LAS DOS RUTINAS: MOVILIZACION Y FORTALECIMIENTO
La primera rutina se enfoca en aliviar el dolor. Empezamos con la bascula pelvica usando una toalla enrollada bajo la zona lumbar, alternando anteversion y retroversion. Continuamos llevando la rodilla del lado afectado hacia el lateral del pecho, luego cruzando la pierna con rotacion lumbar hacia el suelo, y terminamos con el 90-90 sentados trabajando la movilidad de cadera. La segunda rutina fortalece la zona: con una banda elastica alrededor de las rodillas separamos las piernas para trabajar los rotadores externos, apretamos una toalla entre las rodillas para los aductores, hacemos el puente de gluteos, combinamos puente con banda y toalla, y finalizamos con el Superman en cuadrupedia trabajando el patron cruzado. La clave es adaptar cada ejercicio a tus posibilidades, empezando por dos ejercicios y progresando segun tu tolerancia. Recuerda que la ausencia de tono muscular alrededor de esta articulacion favorece la aparicion de dolor, por eso fortalecerla es fundamental para prevenir recaidas.
DOSIFICACION
🔄 Ejercicios de movilizacion: hazlos todos los dias. En los estiramientos manten de 45 a 60 segundos, una o dos series. En la bascula pelvica, 10 a 12 repeticiones contando anteversion y retroversion como una repeticion.
💪 Ejercicios de fortalecimiento: reduce la dosis a 3 o 4 veces por semana dejando un dia de descanso entre sesiones. Realiza de 3 a 4 series de 10 a 12 repeticiones, con solo 2 o 3 ejercicios por rutina para evitar el estres de la zona.
📈 Progresion: empieza con los dos primeros ejercicios (apretar toalla y separar piernas con banda), evalua y anade el puente. Si funciona bien, quita los dos primeros y haz puente con toalla y elastico.
🌡️ Usa la escala del dolor del 0 al 10. Si el dolor esta entre 0 y 4 en el momento o a las 24 horas, todo perfecto. Si sube de 5 a 10, disminuye las series o repeticiones. Como decia Albert Hoffman: la unica diferencia entre el medicamento y el veneno es la dosis.
PREGUNTAS FRECUENTES
¿Como se diferencia la sacroileitis de una ciatica verdadera?
La sacroileitis se reconoce por dolor a punta de dedo que puedes localizar exactamente, dificultad para dormir y dolor al tumbarte sobre el lado afectado. La ciatica verdadera por discopatia da un dolor mas difuso que puede llegar hasta el pie, aumenta al toser o estornudar y se alivia al tumbarse. El test de Lasegue y el test de Faber ayudan a diferenciarlas.
¿Es cierto que el sacro se puede descolocar o salir de su sitio?
No, y quiero que elimines esa idea. La articulacion sacroiliaca es ultrarresistente, con apenas 1 a 2 grados de movilidad, protegida por musculos potentes y ligamentos densisimos. Incluso en accidentes de alta energia se mantiene inmovil. El unico momento en que se mueve de verdad es durante el parto. El sacro no puede salirse de su sitio salvo una fractura grave.
¿Cuando debo hacer los ejercicios de movilizacion y cuando los de fortalecimiento?

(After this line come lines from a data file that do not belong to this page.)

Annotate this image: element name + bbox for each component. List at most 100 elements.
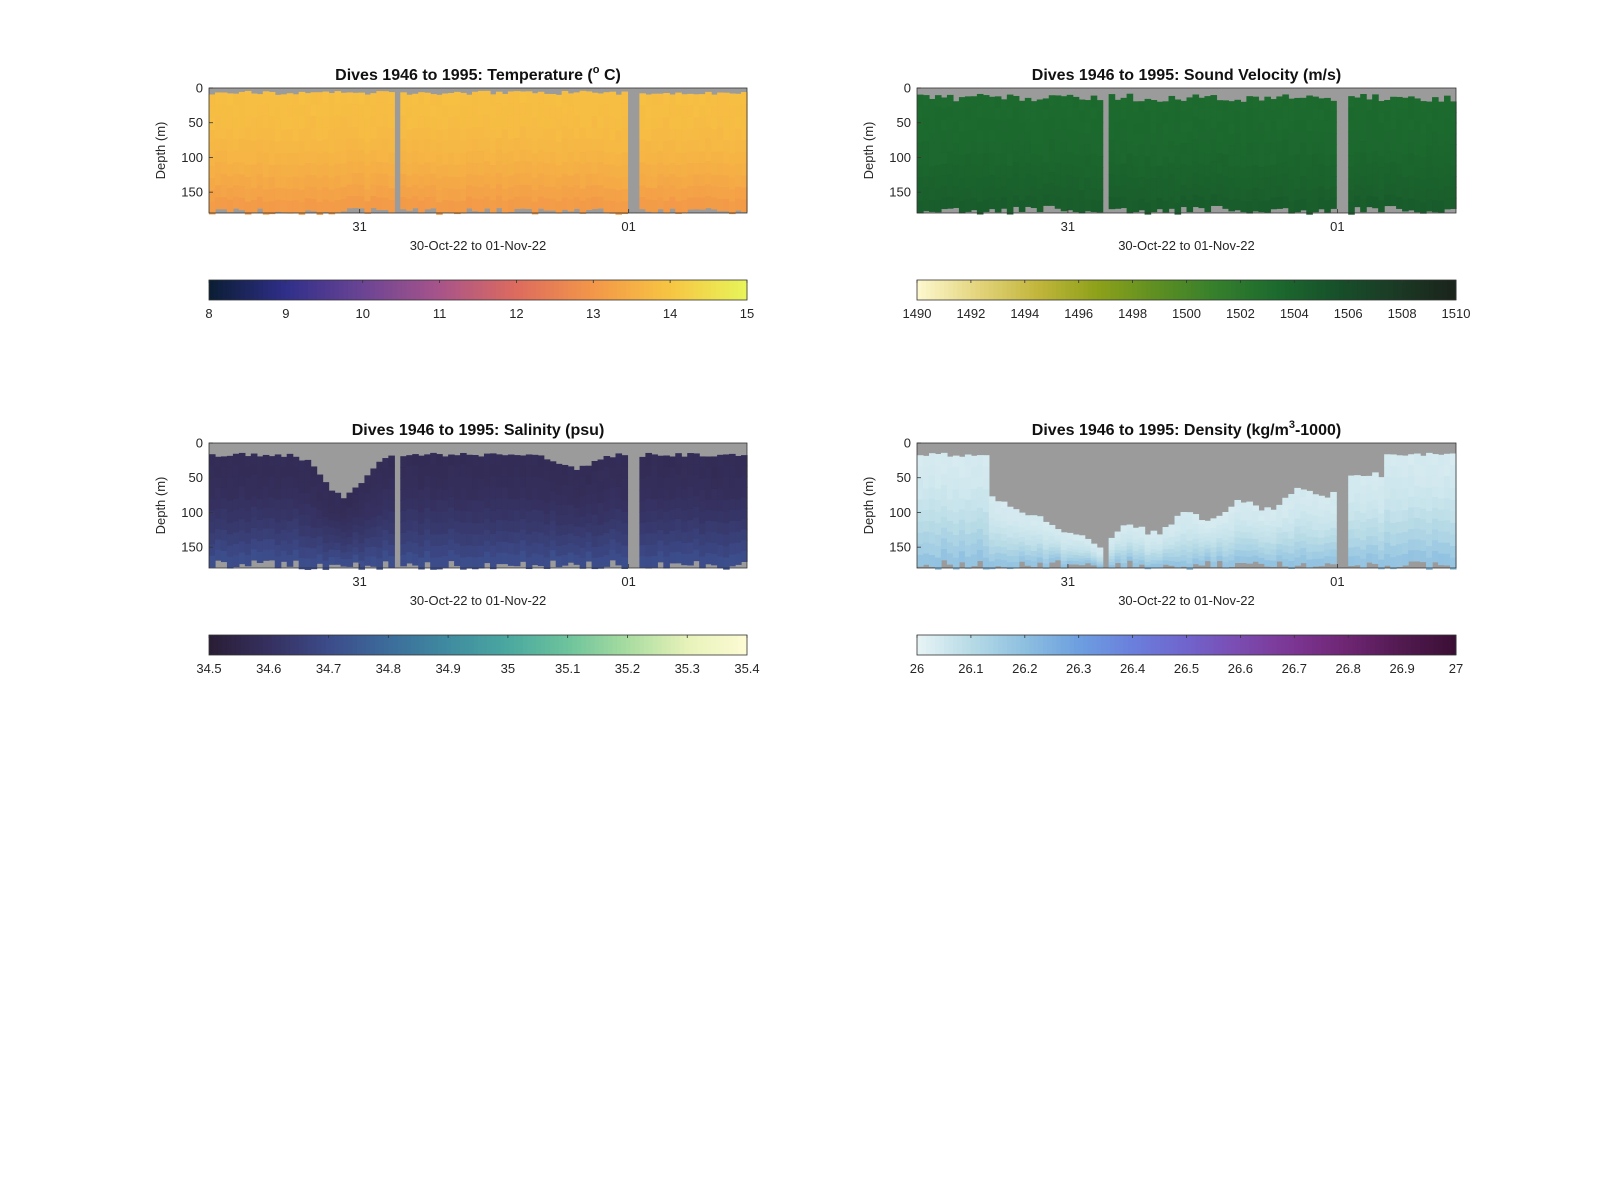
heatmap-cell bbox=[651, 533, 658, 546]
heatmap-cell bbox=[946, 128, 954, 141]
heatmap-cell bbox=[1348, 520, 1355, 531]
colorbar-segment bbox=[392, 280, 398, 300]
colorbar-segment bbox=[217, 635, 223, 655]
heatmap-cell bbox=[1396, 533, 1403, 545]
heatmap-cell bbox=[615, 486, 623, 499]
colorbar: 26 26.1 26.2 26.3 26.4 26.5 26.6 26.7 26.8 26.9 27 bbox=[910, 634, 1463, 676]
heatmap-cell bbox=[376, 483, 383, 495]
colorbar-segment bbox=[1289, 280, 1295, 300]
colorbar-segment bbox=[540, 280, 546, 300]
heatmap-cell bbox=[1210, 523, 1218, 529]
heatmap-cell bbox=[1030, 101, 1038, 113]
heatmap-cell bbox=[1408, 175, 1415, 188]
heatmap-cell bbox=[693, 496, 700, 508]
heatmap-cell bbox=[472, 174, 479, 188]
heatmap-cell bbox=[310, 186, 318, 200]
heatmap-cell bbox=[1300, 489, 1307, 498]
colorbar-segment bbox=[1244, 635, 1250, 655]
heatmap-cell bbox=[1138, 112, 1146, 124]
heatmap-cell bbox=[1018, 178, 1026, 190]
heatmap-cell bbox=[1066, 117, 1074, 130]
heatmap-cell bbox=[1222, 517, 1230, 524]
colorbar-segment bbox=[697, 280, 703, 300]
heatmap-cell bbox=[1390, 534, 1397, 547]
colorbar-segment bbox=[545, 280, 551, 300]
heatmap-cell bbox=[1258, 167, 1265, 179]
heatmap-cell bbox=[436, 106, 443, 120]
heatmap-cell bbox=[735, 163, 742, 176]
heatmap-cell bbox=[1222, 551, 1230, 558]
heatmap-cell bbox=[1402, 120, 1409, 133]
heatmap-cell bbox=[501, 117, 509, 131]
heatmap-cell bbox=[1210, 532, 1218, 539]
heatmap-cell bbox=[472, 139, 479, 152]
heatmap-cell bbox=[472, 557, 479, 570]
heatmap-cell bbox=[334, 163, 342, 177]
heatmap-cell bbox=[262, 177, 270, 191]
heatmap-cell bbox=[651, 522, 658, 534]
heatmap-cell bbox=[448, 140, 455, 154]
heatmap-cell bbox=[268, 91, 276, 105]
heatmap-cell bbox=[1216, 173, 1224, 185]
heatmap-cell bbox=[1276, 152, 1283, 165]
colorbar-segment bbox=[1447, 635, 1453, 655]
heatmap-cell bbox=[430, 128, 437, 141]
heatmap-cell bbox=[1348, 107, 1355, 121]
heatmap-cell bbox=[454, 104, 461, 117]
heatmap-cell bbox=[424, 497, 431, 509]
heatmap-cell bbox=[597, 470, 605, 482]
heatmap-cell bbox=[1414, 485, 1421, 498]
colorbar-tick-label: 1490 bbox=[903, 306, 932, 321]
heatmap-cell bbox=[412, 127, 419, 140]
colorbar-segment bbox=[697, 635, 703, 655]
heatmap-cell bbox=[651, 152, 658, 166]
colorbar-segment bbox=[1060, 635, 1066, 655]
heatmap-cell bbox=[729, 105, 736, 119]
heatmap-cell bbox=[495, 126, 503, 139]
heatmap-cell bbox=[645, 106, 652, 119]
colorbar-segment bbox=[1285, 635, 1291, 655]
colorbar-segment bbox=[567, 280, 573, 300]
heatmap-cell bbox=[603, 555, 611, 567]
heatmap-cell bbox=[651, 454, 658, 467]
heatmap-cell bbox=[478, 90, 485, 104]
heatmap-cell bbox=[645, 141, 652, 154]
heatmap-cell bbox=[1168, 107, 1176, 119]
heatmap-cell bbox=[1282, 128, 1289, 141]
colorbar: 8 9 10 11 12 13 14 15 bbox=[205, 279, 754, 321]
heatmap-cell bbox=[615, 202, 623, 215]
heatmap-cell bbox=[1090, 547, 1098, 551]
colorbar-segment bbox=[1235, 635, 1241, 655]
heatmap-cell bbox=[460, 511, 467, 524]
heatmap-cell bbox=[1132, 189, 1140, 202]
heatmap-cell bbox=[1126, 549, 1134, 554]
heatmap-cell bbox=[675, 92, 682, 106]
heatmap-cell bbox=[418, 478, 425, 491]
heatmap-cell bbox=[1042, 173, 1050, 185]
heatmap-cell bbox=[232, 105, 240, 118]
heatmap-cell bbox=[1306, 95, 1313, 108]
heatmap-cell bbox=[976, 141, 984, 155]
colorbar-segment bbox=[1289, 635, 1295, 655]
heatmap-cell bbox=[1066, 539, 1074, 543]
heatmap-cell bbox=[400, 521, 407, 534]
heatmap-cell bbox=[352, 532, 360, 541]
heatmap-cell bbox=[513, 149, 521, 163]
colorbar-segment bbox=[1204, 280, 1210, 300]
colorbar-segment bbox=[1092, 280, 1098, 300]
heatmap-cell bbox=[454, 455, 461, 467]
colorbar-segment bbox=[280, 635, 286, 655]
heatmap-cell bbox=[964, 199, 972, 212]
heatmap-cell bbox=[1162, 538, 1170, 543]
colorbar-segment bbox=[1168, 280, 1174, 300]
colorbar-segment bbox=[581, 635, 587, 655]
y-tick-label: 0 bbox=[904, 81, 911, 96]
heatmap-cell bbox=[1228, 155, 1236, 168]
heatmap-cell bbox=[472, 162, 479, 176]
heatmap-cell bbox=[555, 177, 563, 190]
heatmap-cell bbox=[478, 199, 485, 212]
heatmap-cell bbox=[268, 177, 276, 190]
heatmap-cell bbox=[1282, 196, 1289, 209]
heatmap-cell bbox=[1096, 555, 1104, 559]
heatmap-cell bbox=[1108, 549, 1116, 554]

Primero utiliza los ejercicios de movilizacion y estiramiento para disminuir el dolor. Una vez que ese dolor este estable y no te provoque muchas molestias en tu dia a dia, ataca los ejercicios de fortalecimiento para crear una zona lumbar fuerte y solida que te permita evitar futuros episodios de dolor.
¿Puedo hacer estos ejercicios si estoy embarazada?

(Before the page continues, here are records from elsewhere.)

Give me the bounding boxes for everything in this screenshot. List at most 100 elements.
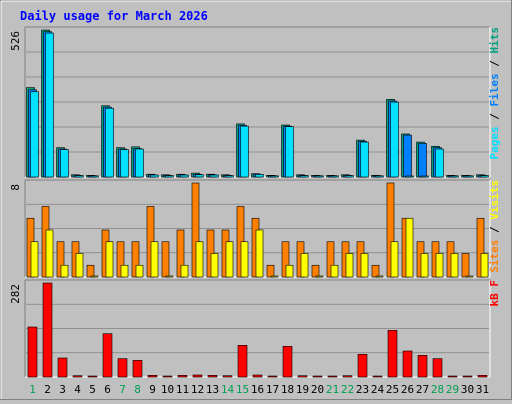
- bar-hits-pages: [450, 175, 459, 178]
- x-tick-label: 23: [356, 383, 369, 396]
- x-tick-label: 12: [191, 383, 204, 396]
- bar-hits-pages: [300, 175, 309, 178]
- bar-visits-sites: [180, 264, 189, 278]
- panel-kb-legend: kB F: [488, 280, 501, 307]
- panel-hits-ymax-label: 526: [9, 31, 22, 51]
- bar-hits-pages: [120, 149, 129, 178]
- x-tick-label: 3: [59, 383, 66, 396]
- x-tick-label: 16: [251, 383, 264, 396]
- bar-visits-visits: [326, 241, 335, 278]
- bar-visits-sites: [75, 253, 84, 278]
- bar-hits-files: [418, 143, 427, 178]
- bar-visits-sites: [120, 264, 129, 278]
- bar-hits-pages: [270, 175, 279, 178]
- x-tick-label: 6: [104, 383, 111, 396]
- bar-kb-kb-f: [147, 375, 158, 378]
- bar-hits-pages: [225, 175, 234, 178]
- bar-hits-pages: [240, 125, 249, 178]
- bar-kb-kb-f: [192, 374, 203, 378]
- bar-hits-pages: [315, 175, 324, 178]
- x-tick-label: 31: [476, 383, 489, 396]
- x-tick-label: 18: [281, 383, 294, 396]
- bar-kb-kb-f: [252, 374, 263, 378]
- bar-hits-pages: [195, 174, 204, 178]
- bar-hits-pages: [150, 174, 159, 178]
- bar-hits-pages: [165, 175, 174, 178]
- x-tick-label: 22: [341, 383, 354, 396]
- bar-kb-kb-f: [132, 360, 143, 378]
- legend-item-pages: Pages: [488, 126, 501, 159]
- bar-kb-kb-f: [387, 330, 398, 378]
- bar-visits-visits: [386, 182, 395, 278]
- panel-hits-legend: Pages / Files / Hits: [488, 27, 501, 160]
- bar-visits-sites: [60, 264, 69, 278]
- bar-visits-sites: [315, 275, 324, 278]
- x-tick-label: 26: [401, 383, 414, 396]
- bar-hits-pages: [180, 174, 189, 178]
- bar-visits-sites: [240, 241, 249, 278]
- legend-item-kb-f: kB F: [488, 280, 501, 307]
- bar-visits-visits: [161, 241, 170, 278]
- bar-kb-kb-f: [27, 326, 38, 378]
- x-tick-label: 21: [326, 383, 339, 396]
- x-tick-label: 2: [44, 383, 51, 396]
- bar-visits-sites: [480, 253, 489, 278]
- bar-hits-pages: [375, 175, 384, 178]
- bar-hits-pages: [30, 91, 39, 178]
- bar-hits-pages: [75, 175, 84, 178]
- panel-kb-ymax-label: 282: [9, 284, 22, 304]
- bar-visits-sites: [435, 253, 444, 278]
- bar-visits-sites: [450, 253, 459, 278]
- legend-item-files: Files: [488, 73, 501, 106]
- bar-kb-kb-f: [357, 354, 368, 378]
- x-tick-label: 27: [416, 383, 429, 396]
- x-tick-label: 29: [446, 383, 459, 396]
- bar-visits-sites: [150, 241, 159, 278]
- bar-hits-pages: [255, 174, 264, 178]
- bar-hits-pages: [435, 148, 444, 178]
- bar-kb-kb-f: [462, 375, 473, 378]
- bar-kb-kb-f: [372, 375, 383, 378]
- bar-hits-pages: [420, 175, 429, 178]
- bar-hits-pages: [465, 175, 474, 178]
- bar-kb-kb-f: [222, 375, 233, 378]
- bar-visits-visits: [461, 253, 470, 278]
- bar-hits-pages: [360, 141, 369, 178]
- bar-kb-kb-f: [447, 375, 458, 378]
- bar-visits-visits: [281, 241, 290, 278]
- bar-visits-sites: [375, 275, 384, 278]
- bar-kb-kb-f: [102, 333, 113, 378]
- x-tick-label: 20: [311, 383, 324, 396]
- bar-visits-sites: [330, 264, 339, 278]
- bar-visits-sites: [465, 275, 474, 278]
- bar-visits-visits: [266, 264, 275, 278]
- x-tick-label: 1: [29, 383, 36, 396]
- bar-hits-pages: [45, 32, 54, 178]
- bar-visits-visits: [176, 229, 185, 278]
- bar-kb-kb-f: [267, 375, 278, 378]
- bar-hits-pages: [390, 101, 399, 178]
- bar-visits-sites: [90, 275, 99, 278]
- bar-visits-sites: [300, 253, 309, 278]
- bar-visits-sites: [135, 264, 144, 278]
- bar-visits-visits: [116, 241, 125, 278]
- bar-visits-sites: [270, 275, 279, 278]
- bar-hits-pages: [345, 175, 354, 178]
- bar-visits-sites: [360, 253, 369, 278]
- bar-kb-kb-f: [207, 375, 218, 378]
- bar-kb-kb-f: [42, 282, 53, 378]
- bar-kb-kb-f: [177, 375, 188, 378]
- x-tick-label: 30: [461, 383, 474, 396]
- bar-visits-sites: [255, 229, 264, 278]
- bar-kb-kb-f: [402, 350, 413, 378]
- bar-visits-sites: [210, 253, 219, 278]
- bar-visits-visits: [476, 217, 485, 278]
- bar-visits-sites: [45, 229, 54, 278]
- panel-visits-legend: Sites / Visits: [488, 180, 501, 273]
- bar-kb-kb-f: [87, 375, 98, 378]
- bar-kb-kb-f: [297, 375, 308, 378]
- bar-visits-sites: [345, 253, 354, 278]
- panel-visits-ymax-label: 8: [9, 184, 22, 191]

En principio no hay ninguna contraindicacion, pero siempre lo mejor es preguntar a tu medico, que es quien te da luz verde respecto al ejercicio durante el embarazo. El unico ejercicio a adaptar seria el de llevar la rodilla hacia el pecho, que tendrias que lateralizar mucho la pierna para no comprimir el vientre.